- The Washington Times - Wednesday, September 26, 2007

Joe Gibbs once quipped that his wife warned him not to leave retirement to coach the Redskins again. You’ll ruin your good name, she told him. More than three years later, that laugh line looks like no joke.

Gibbs compiled a 140-65 record with three Super Bowl championships in his first tenure with the Redskins, good enough to earn him a spot in the Hall of Fame after he retired 14 years ago.

The second time around, the results aren’t nearly so good: Gibbs 2.0 has produced only a 22-28 record and a lot of disappointment.

Hall of Fame manager Earl Weaver returned to the Baltimore Orioles dugout and failed. Gene Shue returned to the Washington Bullets with mediocre results. Like Weaver and Shue, Gibbs has learned how hard it is to go home again, to succeed when past glory sets expectations so high.

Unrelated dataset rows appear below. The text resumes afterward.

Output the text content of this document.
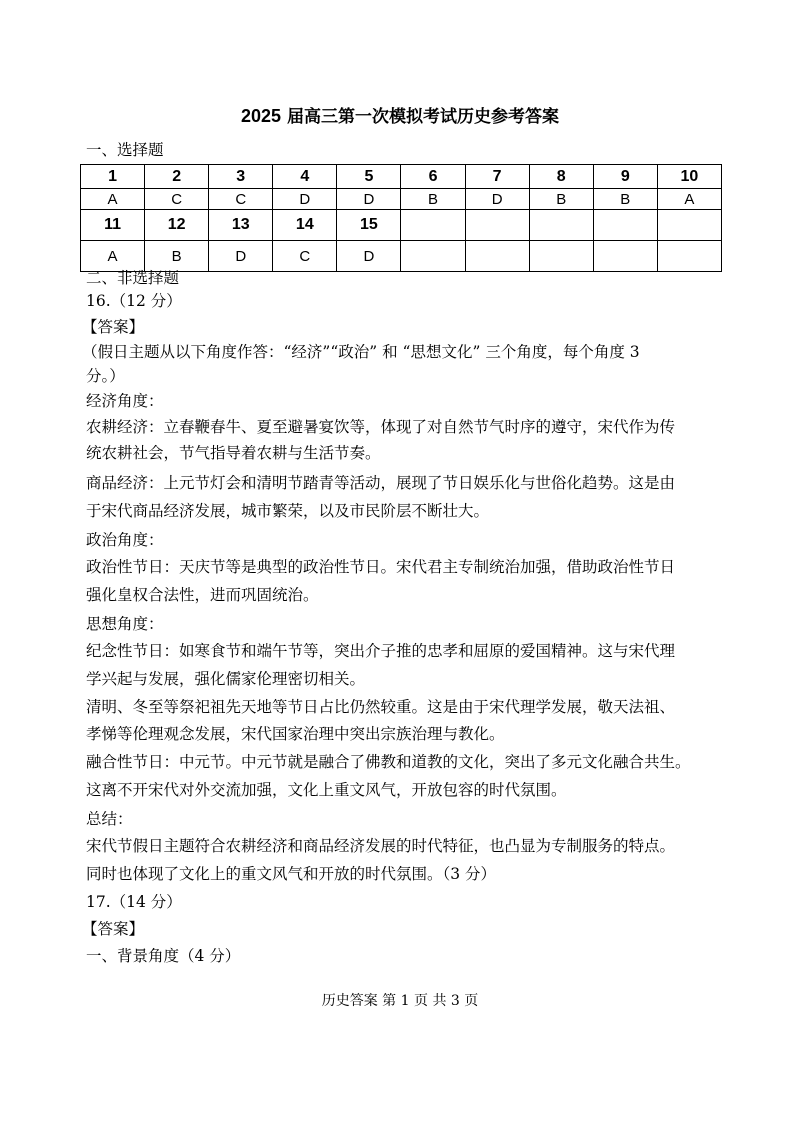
2025 届高三第一次模拟考试历史参考答案
一、选择题
1	2	3	4	5	6	7	8	9	10
A	C	C	D	D	B	D	B	B	A
11	12	13	14	15					
A	B	D	C	D					
二、非选择题
16.（12 分）
【答案】
（假日主题从以下角度作答：“经济”“政治” 和 “思想文化” 三个角度，每个角度 3
分。）
经济角度：
农耕经济：立春鞭春牛、夏至避暑宴饮等，体现了对自然节气时序的遵守，宋代作为传
统农耕社会，节气指导着农耕与生活节奏。
商品经济：上元节灯会和清明节踏青等活动，展现了节日娱乐化与世俗化趋势。这是由
于宋代商品经济发展，城市繁荣，以及市民阶层不断壮大。
政治角度：
政治性节日：天庆节等是典型的政治性节日。宋代君主专制统治加强，借助政治性节日
强化皇权合法性，进而巩固统治。
思想角度：
纪念性节日：如寒食节和端午节等，突出介子推的忠孝和屈原的爱国精神。这与宋代理
学兴起与发展，强化儒家伦理密切相关。
清明、冬至等祭祀祖先天地等节日占比仍然较重。这是由于宋代理学发展，敬天法祖、
孝悌等伦理观念发展，宋代国家治理中突出宗族治理与教化。
融合性节日：中元节。中元节就是融合了佛教和道教的文化，突出了多元文化融合共生。
这离不开宋代对外交流加强，文化上重文风气，开放包容的时代氛围。
总结：
宋代节假日主题符合农耕经济和商品经济发展的时代特征，也凸显为专制服务的特点。
同时也体现了文化上的重文风气和开放的时代氛围。（3 分）
17.（14 分）
【答案】
一、背景角度（4 分）
历史答案 第 1 页 共 3 页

Gibbs never finished in last place in the NFC East during his first run with the Redskins, but he’s done it twice in the three years of his comeback. As Gibbs starts the fourth season of a five-year deal, the future does not look bright: His entire offensive line, two defensive line starters, top linebacker and ace cornerback are at least 30 — so, nearly half the regulars are on the wrong side of the NFL’s milestone birthday in a game increasingly centered around speed.

The Redskins’ three division rivals — the Cowboys, Giants and Eagles — made the playoffs last season, and the Eagles and Giants have done so twice since Gibbs returned. Gibbs posted a 41-33 record against those fierce rivals during his first tenure but is only 7-11 against them in this stint.

Assume this recent track record holds and the Redskins finish 7-9 this season. Gibbs will be a 67-year-old coach with one season left on his contract. The coach whose mission was to restore the Redskins to glory will be a lame duck.

What would the famously impatient Dan Snyder do? The Redskins’ owner has been amazingly hands-off with Gibbs but has yet to let a coach reach this point of a contract. Doesn’t Snyder appeal to Gibbs’ good nature and devotion to doing what’s right for the Redskins and ask permission to pursue a big-name replacement and still pay Gibbs for the final year of his deal?

Knowing how to bow out gracefully would only enhance Gibbs’ “good name.” Bill Cowher, a perpetual playoff qualifier with the Steelers who won the Super Bowl just two years ago, is waiting to be courted out of retirement. It would kill Snyder if Cowher came back to the Panthers, Browns or, worse, the Giants while he let Gibbs play out the string in Washington.

And if Cowher decided not to return, Pete Carroll can’t top himself at Southern Cal and would love a chance to prove he’s much better than the so-so NFL coach he was with the Patriots and the Jets in the 1990s.

If Snyder could handle these negotiations as quietly as he orchestrated Gibbs’ return, the Pro Football Hall of Famer could still come back for his final season if the owner failed to lure either fiftysomething coach to Washington.

Of course, Snyder’s millions have done the impossible before, so circle Dec. 30 on your calendar.

What would be more fitting for Gibbs than to coach his final game with the Redskins against the hated Cowboys and go out with an upset victory that keeps Dallas out of the playoffs as he heads into retirement for good?